拳銃を腰にぶらさげる警察が目を光らせる正面玄関からの入館は避ける。周囲にいくつかある出入り口のひとつで、職員に入館の許可を申し出た。

職員は英語を話せなかったが、「日本から来た。中を見たい。傍聴もしたい」とスマホのグーグル翻訳を利用して英語とスペイン語で頼みこむ。さらに「ポルファボーレ(お願いします)」の連発で畳み掛けて許可を取り付けられた。

まずは1階。通り抜けたボディーチェックゲート付近に設置された大型情報端末で各地裁判所の情報を検索可能(スペイン語表記で詳しくはわからない)。コーヒーや軽食の自販機もあるほか、カトリックの国らしく小さな教会の中からは讃美歌の音も聞こえてくる。

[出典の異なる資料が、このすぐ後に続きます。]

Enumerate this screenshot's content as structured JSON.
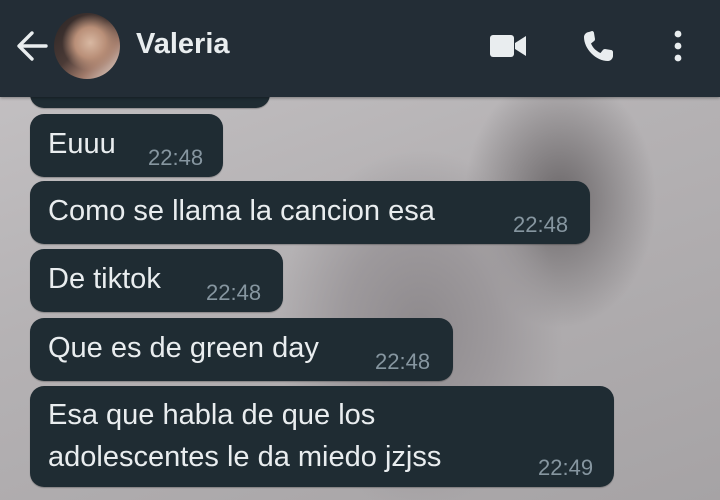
{
  "header": {
    "contact_name": "Valeria",
    "icons": [
      "back-arrow-icon",
      "avatar",
      "video-call-icon",
      "voice-call-icon",
      "more-options-icon"
    ]
  },
  "messages": [
    {
      "text": "",
      "time": ""
    },
    {
      "text": "Euuu",
      "time": "22:48"
    },
    {
      "text": "Como se llama la cancion esa",
      "time": "22:48"
    },
    {
      "text": "De tiktok",
      "time": "22:48"
    },
    {
      "text": "Que es de green day",
      "time": "22:48"
    },
    {
      "text": "Esa que habla de que los\nadolescentes le da miedo jzjss",
      "time": "22:49"
    }
  ],
  "colors": {
    "header_bg": "#232d36",
    "bubble_bg": "#1f2c33",
    "text": "#e9edef",
    "timestamp": "#8696a0"
  }
}
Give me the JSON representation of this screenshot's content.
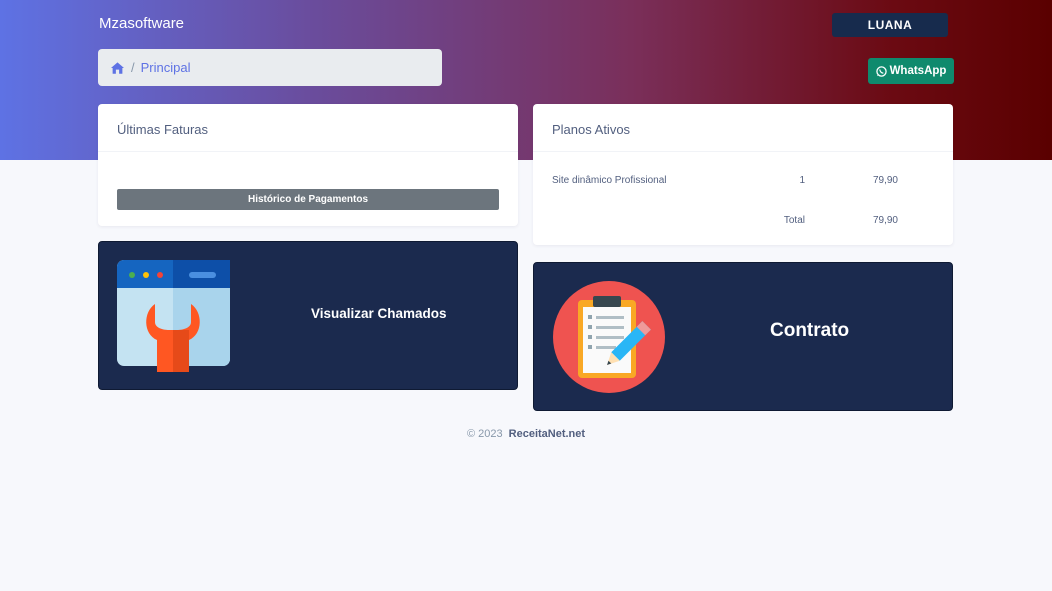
{
  "header": {
    "brand": "Mzasoftware",
    "user_label": "LUANA",
    "whatsapp_label": "WhatsApp"
  },
  "breadcrumb": {
    "separator": "/",
    "current": "Principal"
  },
  "faturas": {
    "title": "Últimas Faturas",
    "history_button": "Histórico de Pagamentos"
  },
  "planos": {
    "title": "Planos Ativos",
    "rows": [
      {
        "name": "Site dinâmico Profissional",
        "qty": "1",
        "price": "79,90"
      }
    ],
    "total_label": "Total",
    "total_value": "79,90"
  },
  "chamados": {
    "label": "Visualizar Chamados"
  },
  "contrato": {
    "label": "Contrato"
  },
  "footer": {
    "copyright": "© 2023",
    "company": "ReceitaNet.net"
  },
  "colors": {
    "primary": "#5e72e4",
    "dark_card": "#1b2a4e",
    "whatsapp": "#0f8a6d",
    "history_button": "#6c757d",
    "gradient_end": "#5a0000"
  },
  "icons": [
    "home-icon",
    "whatsapp-icon",
    "browser-wrench-icon",
    "clipboard-pencil-icon"
  ]
}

階段で2階に上がると、正面玄関の内側でライフルを持った4人の兵隊が直立不動で控えていた。後でわかることだが、正面からの出入りは何者も禁じられていた。

白を基調とした建物の中は吹き抜けになっていて、ステンドグラスの「公正を司る神」が上部から見つめる。風通しも日の光も入る開放的な空間は「美術館」と説明されてもおかしくない。3階を回る前に4階へ上がろうとしたが、4階フロアへの立ち入りは職員に待ったをかけられた。